I watch her move down the hallway in short, quick steps until she rounds the corner and is gone.
No drama, no slammed door. Just a quiet walk down the hall that hits me harder than it should.
Andrei’s words return to mind—not everyone distracts you.
But she does. She distracts me, disarms me. She makes me want things I have no business wanting, not with Garin circling, not with the IPO on the brink the way it is. Not with half the city wanting me to fall so they can pick my corpse clean.
But when she walked away a part of me followed her.
And that’s more dangerous than I want to admit.
CHAPTER 15
ROMAN
“Roman Barinov. Always a pleasure. You look well.”
The office belongs to a man who understands appearances and cares about them deeply.
Glass walls. Pale wood. Neutral art that looks expensive yet doesn’t catch the eye. It’s the kind of place designed to reassure investors and ease suspicion in equal measure. My contact used the bland euphemism financial services.
I know what that means—money laundering, overseas account management, perhaps a bit of technically-legal tax evasion. But I’m not here for any of that. I’m here for answers.
The man’s name is Levshin. He smiles just a bit too easily and sits too comfortably for someone responsible for managing the money of some of the heaviest hitters in Chicago. His suit is tailored a bit too well for someone who is, as I’m sure he tells his peers, adjacent to syndicate activity.
“Please. Sit.”
Andrei and I ease into the leather chairs across from his desk.
“Now, I’d love to know what brings you to my office. I believe our mutual contact said you were wanting some sort of information?”
His tone is tinged with a bit of old country accent. No doubt it was thicker at one point. Men like him are always so eager to become American yet can’t escape the old country’s ways.
“You know what I’m looking for. There have been whispers to some of my investors.”
He sits back. “Yes, your IPO. What sorts of whispersare you speaking of?”
Andrei leans forward. “You know who we are. And you know why we’re here. So let’s dispense with the bullshit where you pretend you don’t know what we’re talking about.”
The easy, comfortable smile on Levshin’s face vanishes. It’s clear he’d been hoping to throw a little smoke to get our attention off of him and send us out of here clueless.
Not a chance in hell.
“Whispers,” I say, redirecting his attention. “I want to know where they’re coming from, who’s trying to sabotage my plans.
Levshin glances away as if having one last internal debate about whether or not he’s going to try to swerve me. A heavy sigh slips out before he speaks.
“You have enemies who don’t want to see you succeed. You know this. They’re countless in this town.”

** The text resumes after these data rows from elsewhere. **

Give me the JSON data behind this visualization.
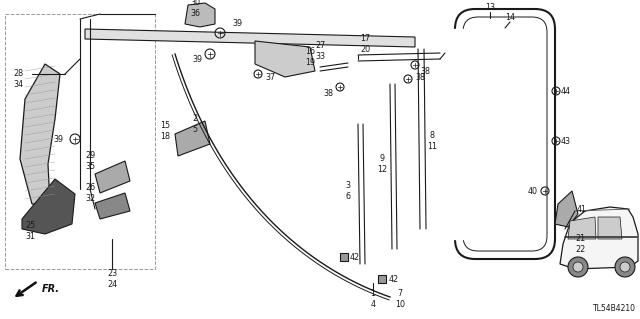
{
  "bg_color": "#ffffff",
  "diagram_code": "TL54B4210",
  "fig_width": 6.4,
  "fig_height": 3.19,
  "lc": "#1a1a1a",
  "tc": "#1a1a1a",
  "fontsize": 5.8
}
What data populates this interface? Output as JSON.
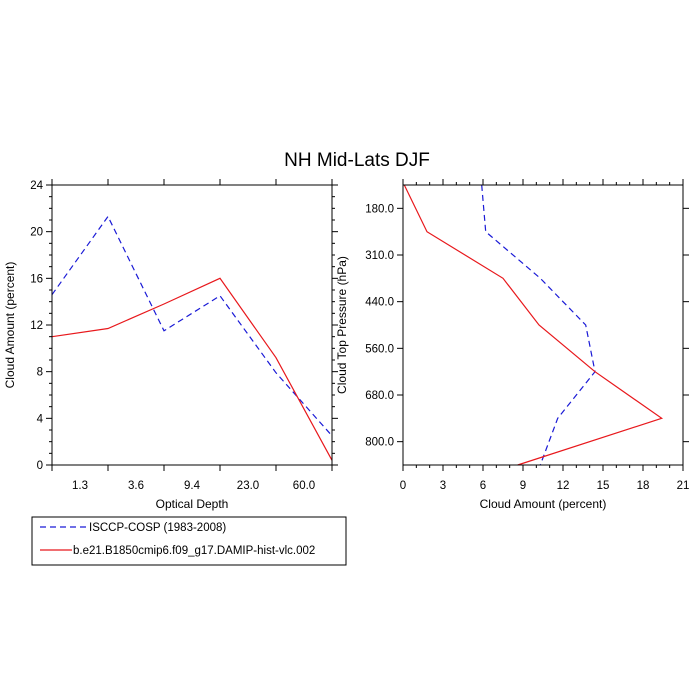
{
  "figure": {
    "title": "NH Mid-Lats DJF"
  },
  "chart_data": [
    {
      "type": "line",
      "xlabel": "Optical Depth",
      "ylabel": "Cloud Amount (percent)",
      "x_tick_labels": [
        "1.3",
        "3.6",
        "9.4",
        "23.0",
        "60.0"
      ],
      "y_ticks": [
        0,
        4,
        8,
        12,
        16,
        20,
        24
      ],
      "ylim": [
        0,
        24
      ],
      "series": [
        {
          "name": "ISCCP-COSP (1983-2008)",
          "color": "#1a1ad6",
          "dash": "dashed",
          "values": [
            14.6,
            21.3,
            11.5,
            14.5,
            7.9,
            2.5
          ]
        },
        {
          "name": "b.e21.B1850cmip6.f09_g17.DAMIP-hist-vlc.002",
          "color": "#e8181c",
          "dash": "solid",
          "values": [
            11.0,
            11.7,
            13.8,
            16.0,
            9.2,
            0.4
          ]
        }
      ]
    },
    {
      "type": "line",
      "xlabel": "Cloud Amount (percent)",
      "ylabel": "Cloud Top Pressure (hPa)",
      "x_ticks": [
        0,
        3,
        6,
        9,
        12,
        15,
        18,
        21
      ],
      "xlim": [
        0,
        21
      ],
      "y_tick_labels": [
        "180.0",
        "310.0",
        "440.0",
        "560.0",
        "680.0",
        "800.0"
      ],
      "series": [
        {
          "name": "ISCCP-COSP (1983-2008)",
          "color": "#1a1ad6",
          "dash": "dashed",
          "values": [
            5.9,
            6.2,
            10.3,
            13.7,
            14.4,
            11.6,
            10.3
          ]
        },
        {
          "name": "b.e21.B1850cmip6.f09_g17.DAMIP-hist-vlc.002",
          "color": "#e8181c",
          "dash": "solid",
          "values": [
            0.1,
            1.8,
            7.5,
            10.2,
            14.4,
            19.4,
            8.6
          ]
        }
      ]
    }
  ],
  "legend": {
    "items": [
      {
        "label": "ISCCP-COSP (1983-2008)",
        "color": "#1a1ad6",
        "dash": "dashed"
      },
      {
        "label": "b.e21.B1850cmip6.f09_g17.DAMIP-hist-vlc.002",
        "color": "#e8181c",
        "dash": "solid"
      }
    ]
  }
}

“I know I have enemies,” I reply. “But most of them are nobodies, content to seethe because they know they lack the power to do anything but. Whoever’s spreading this informationhas both the ability to access said informationandto disseminate it without signaling who they are.”
Levshin nods slowly. “Right. Someone is feeding information to multiple channels,” he admits. “Not enough to convict—you’ve been too good about keeping your nose clean, publicly at least—for that. But still, they’re able to spread just enough to make people nervous.”
“To whom?” I ask.
“The usual. Banks. Journalists. Law enforcement.”
Law enforcement. My face remains neutral.